Statements like this are desperately needed as our post-Obergefell culture swims faster and faster toward gender [strike that - sex] oblivion. The ideological march toward the fringe of the feminist and gay rights movements (a fringe that tends toward obliteration of the very identity of the category of persons whom these movements represent) is fast approaching. A recent piece in the New Yorker on the creator of the popular tv show, Transparent, is indicative--and frightening. 

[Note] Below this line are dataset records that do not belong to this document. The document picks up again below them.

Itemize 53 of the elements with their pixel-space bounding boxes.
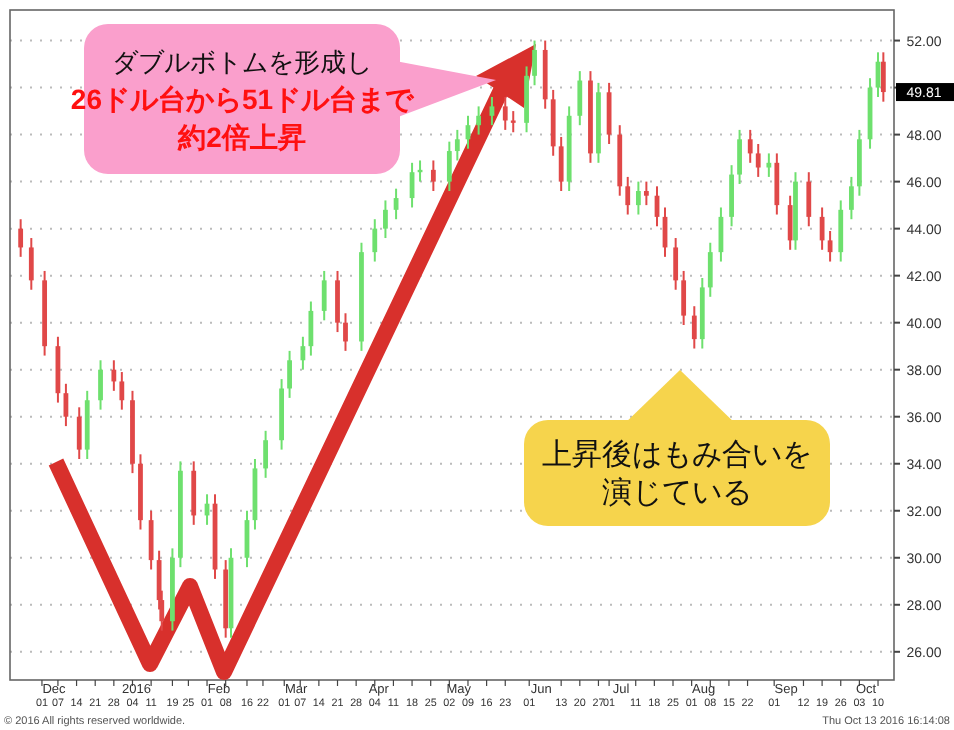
candlestick bbox=[856, 128, 862, 197]
candlestick bbox=[510, 110, 516, 134]
candlestick bbox=[558, 135, 564, 193]
candlestick bbox=[643, 180, 649, 207]
candlestick bbox=[28, 237, 34, 291]
candlestick bbox=[372, 218, 378, 263]
candlestick bbox=[819, 206, 825, 251]
candlestick bbox=[300, 335, 306, 371]
annotation: 26ドル台から51ドル台まで bbox=[70, 83, 416, 115]
annotation: 約2倍上昇 bbox=[176, 121, 306, 153]
candlestick bbox=[119, 371, 125, 411]
candlestick bbox=[383, 199, 388, 240]
annotation: 演じている bbox=[602, 476, 752, 510]
candlestick bbox=[476, 105, 482, 136]
candlestick bbox=[287, 349, 292, 399]
candlestick bbox=[806, 171, 812, 228]
candlestick bbox=[635, 180, 641, 216]
candlestick bbox=[681, 269, 687, 327]
candlestick bbox=[502, 95, 508, 131]
candlestick bbox=[430, 159, 436, 193]
candlestick bbox=[18, 218, 24, 258]
candlestick bbox=[343, 312, 348, 352]
candlestick bbox=[76, 406, 82, 461]
candlestick bbox=[737, 128, 742, 185]
candlestick bbox=[98, 359, 103, 411]
candlestick bbox=[625, 175, 631, 216]
candlestick bbox=[787, 194, 793, 251]
annotation: 上昇後はもみ合いを bbox=[542, 438, 812, 472]
candlestick bbox=[308, 300, 314, 357]
candlestick bbox=[577, 70, 583, 127]
candlestick bbox=[532, 39, 537, 87]
candlestick bbox=[335, 269, 340, 334]
candlestick bbox=[321, 269, 327, 322]
candlestick bbox=[774, 152, 780, 216]
candlestick bbox=[755, 143, 761, 178]
candlestick bbox=[880, 51, 886, 103]
candlestick bbox=[550, 88, 556, 157]
candlestick bbox=[707, 241, 713, 298]
annotation: ダブルボトムを形成し bbox=[112, 47, 372, 77]
candlestick bbox=[691, 305, 697, 350]
candlestick bbox=[766, 152, 772, 178]
candlestick bbox=[148, 509, 154, 571]
candlestick bbox=[454, 128, 460, 162]
candlestick bbox=[524, 65, 529, 134]
candlestick bbox=[673, 237, 679, 291]
candlestick bbox=[838, 199, 844, 263]
candlestick bbox=[191, 460, 197, 526]
candlestick bbox=[263, 429, 269, 479]
candlestick bbox=[849, 175, 854, 221]
candlestick bbox=[747, 128, 753, 164]
candlestick bbox=[729, 164, 734, 228]
candlestick bbox=[111, 359, 117, 392]
candlestick bbox=[446, 140, 452, 193]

If trans people are scapegoats for the right, they are also requiring the left to undertake a momentous shift in thinking. “We’re asking the whole world to transition with us to a less binary way of being,” Drucker said. “It’s the next step in the fight for gender equality: removing the habit of always qualifying a person as a man or a woman. If we start thinking of each other as just people, it allows us to identify with each other in a way that has never really been possible before.” ...
 
In the utopia that [Transparent creator] Soloway envisions...there would be no need to transition, because there would be no gender in the first place. Soloway parsed it differently: “In a few years, we’re going to look back and say, ‘When we were little, we used to think that all women had vaginas and all men had penises, but now, of course, we know that’s not true.’"
 
[And in conclusion, the admission of the spiritual "obsession" of this quest:]  I’m obsessed with that part in the Bible when Jesus is given the opportunity to cure a person possessed by demons, and Jesus says, ‘What is your name?’ And the person replies, ‘My name is Legion.’ Whatever is not normative is many.” She liked the idea of a person containing more than one self, more than one gender.
 

"Part of it is just the fiction of being alive,” she said. “Every step, you’re making up who you are.” 

 

Though feminists are certainly a diverse bunch, this fast-moving ideological current is due to splinter feminism further--much like abortion did in the 1960s and 70s. Feminists for Life, founded by estranged members of NOW, might well need to be joined by Feminists for Women, an organization that would hold fast to the now controversial position that women are women--and that biological differences (asymmetry) have something to do with it. Here's my utopia: that Feminists for Women would recognize that they really ought to be Feminists for Women for Life because it was that move--acceding to a male-normative view of equality by agitating for abortion--that brought us down this dark road in the first place. And do note:  the pressure the LGBTQetc community has put on the culture to accommodate--no, force a transition to a "less binary way of thinking"--has shifted the properly feminist focus away from the central concern of the vast majority of women today:  how to both contribute to the world of work while prioritizing care for their children. The trans focus has been a major loss for women and for children. Kudos to the bishops for speaking the truth.